Exactly! Just to make sure, my point wasn't "we need a separate parser for IDE" (I mostly was answering a question by @dhardy if they have to be the same). Ideally, IDE and compiler should use the same parser, which is super fast, incremental, aggressively recovers from errors and provides superb error messages.

That said, given that somebody tried to push libsyntax to crates.io and failed, and that recently rustfmt moved in-tree because it was easier than moving libsyntax out, I fear that the best way forward is to design a fresh syntax tree and a parser (syntax tree data structure itself being massively more important then the actual parser code) from the start, use it in RLS/rustfmt/clippy, and, if successful, move rustc over to it.

4 Likes

Rust’s crate-based compilation model does seem inherently inimical to fast compilation. Also, compilers tend to get slower with age. Put these together and the situation is challenging.

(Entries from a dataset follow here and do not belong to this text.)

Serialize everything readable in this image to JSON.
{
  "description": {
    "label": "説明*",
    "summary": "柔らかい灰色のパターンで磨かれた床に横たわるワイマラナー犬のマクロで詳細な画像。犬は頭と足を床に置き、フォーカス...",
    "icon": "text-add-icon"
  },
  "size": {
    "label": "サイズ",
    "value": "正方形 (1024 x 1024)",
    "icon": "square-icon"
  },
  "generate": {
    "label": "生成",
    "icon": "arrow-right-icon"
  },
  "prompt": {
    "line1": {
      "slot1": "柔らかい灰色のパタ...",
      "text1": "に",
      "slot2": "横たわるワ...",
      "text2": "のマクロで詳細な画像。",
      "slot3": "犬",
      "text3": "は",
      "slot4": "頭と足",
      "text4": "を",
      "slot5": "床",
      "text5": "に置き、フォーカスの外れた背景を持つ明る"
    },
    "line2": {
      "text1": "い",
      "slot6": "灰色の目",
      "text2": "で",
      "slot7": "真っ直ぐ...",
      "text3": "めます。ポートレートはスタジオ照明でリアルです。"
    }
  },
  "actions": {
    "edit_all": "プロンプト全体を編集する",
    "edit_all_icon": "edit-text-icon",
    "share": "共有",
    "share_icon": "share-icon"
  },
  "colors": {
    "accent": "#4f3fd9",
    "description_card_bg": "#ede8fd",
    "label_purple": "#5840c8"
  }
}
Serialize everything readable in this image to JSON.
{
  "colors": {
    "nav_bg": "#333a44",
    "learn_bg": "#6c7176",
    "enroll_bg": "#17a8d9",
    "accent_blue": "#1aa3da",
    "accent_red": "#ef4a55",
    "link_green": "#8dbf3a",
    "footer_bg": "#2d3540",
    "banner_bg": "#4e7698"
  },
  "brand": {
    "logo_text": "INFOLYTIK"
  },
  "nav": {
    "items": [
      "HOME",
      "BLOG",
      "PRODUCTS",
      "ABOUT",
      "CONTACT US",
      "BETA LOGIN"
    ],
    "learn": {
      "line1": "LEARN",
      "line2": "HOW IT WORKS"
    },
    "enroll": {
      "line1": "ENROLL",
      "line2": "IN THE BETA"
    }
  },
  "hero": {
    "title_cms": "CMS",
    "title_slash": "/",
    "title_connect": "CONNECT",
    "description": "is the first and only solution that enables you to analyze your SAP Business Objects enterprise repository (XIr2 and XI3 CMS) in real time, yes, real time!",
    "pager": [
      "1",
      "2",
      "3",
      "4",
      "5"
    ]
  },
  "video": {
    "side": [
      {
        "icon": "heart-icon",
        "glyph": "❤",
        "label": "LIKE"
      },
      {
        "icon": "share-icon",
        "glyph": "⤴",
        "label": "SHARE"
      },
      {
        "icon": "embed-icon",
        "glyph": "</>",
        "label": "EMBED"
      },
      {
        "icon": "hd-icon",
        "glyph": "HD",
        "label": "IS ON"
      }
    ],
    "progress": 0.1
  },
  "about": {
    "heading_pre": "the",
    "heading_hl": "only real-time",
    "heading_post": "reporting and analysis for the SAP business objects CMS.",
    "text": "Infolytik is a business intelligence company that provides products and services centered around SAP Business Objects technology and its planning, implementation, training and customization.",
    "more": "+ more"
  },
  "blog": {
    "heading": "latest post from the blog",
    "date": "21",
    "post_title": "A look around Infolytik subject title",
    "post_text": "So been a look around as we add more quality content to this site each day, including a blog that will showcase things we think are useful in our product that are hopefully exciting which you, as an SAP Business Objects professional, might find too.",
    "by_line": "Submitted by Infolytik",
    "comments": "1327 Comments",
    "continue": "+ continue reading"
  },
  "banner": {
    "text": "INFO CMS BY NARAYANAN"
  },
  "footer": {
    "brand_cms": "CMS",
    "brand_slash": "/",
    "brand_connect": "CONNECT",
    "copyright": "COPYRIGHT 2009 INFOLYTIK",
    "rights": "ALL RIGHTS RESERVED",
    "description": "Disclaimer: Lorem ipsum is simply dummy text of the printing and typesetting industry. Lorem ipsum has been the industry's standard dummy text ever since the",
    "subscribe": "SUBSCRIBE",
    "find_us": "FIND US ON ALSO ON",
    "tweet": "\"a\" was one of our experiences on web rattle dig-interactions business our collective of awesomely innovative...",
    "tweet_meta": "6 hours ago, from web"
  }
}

Here’s a question. Imagine you have a program that consists of two crates, A and B, where B depends on A. Do Cargo and rustc currently finish building A before they start building B? If so, could they instead overlap the back-end compilation (codegen) of A with the front-end compilation (parsing, checking, etc.) of B?

2 Likes

Yes, currently Cargo will wait for rustc to finish building A before it starts building B.

We already have a cargo check and rustc --emit=metadata which does checking, generate just enough for dependents, and skips code generation entirely. We could imagine a mode where rustc first generates A’s metadata, then somehow signals to Cargo that that metadata is ready, then continues with codegen while Cargo starts compiling B in parallel. But this doesn’t exist yet.

5 Likes

That idea has come up several times in discussion and MIR only rlibs are a big step towards that (also see my earlier thread about this). There has been no official decision by the compiler team to get this going though.

1 Like

@jntrnr thank you for proposing all this! Beyond the concrete benefits you mentioned, I firmly believe this is the Right Way ™ / elegant thing to do.

In too many languages, the compile is a rather monolithic program divorced from the larger ecosystem (Rustc today even is far from the worst offender). I think we’ll see unprecedented itch-scratching in hard-to-foresee ways.

Certainly the overall framework for cached, parallel, lazy, persisted, etc compilation has uses many uses beyond the compiler. I would love to see that factored out.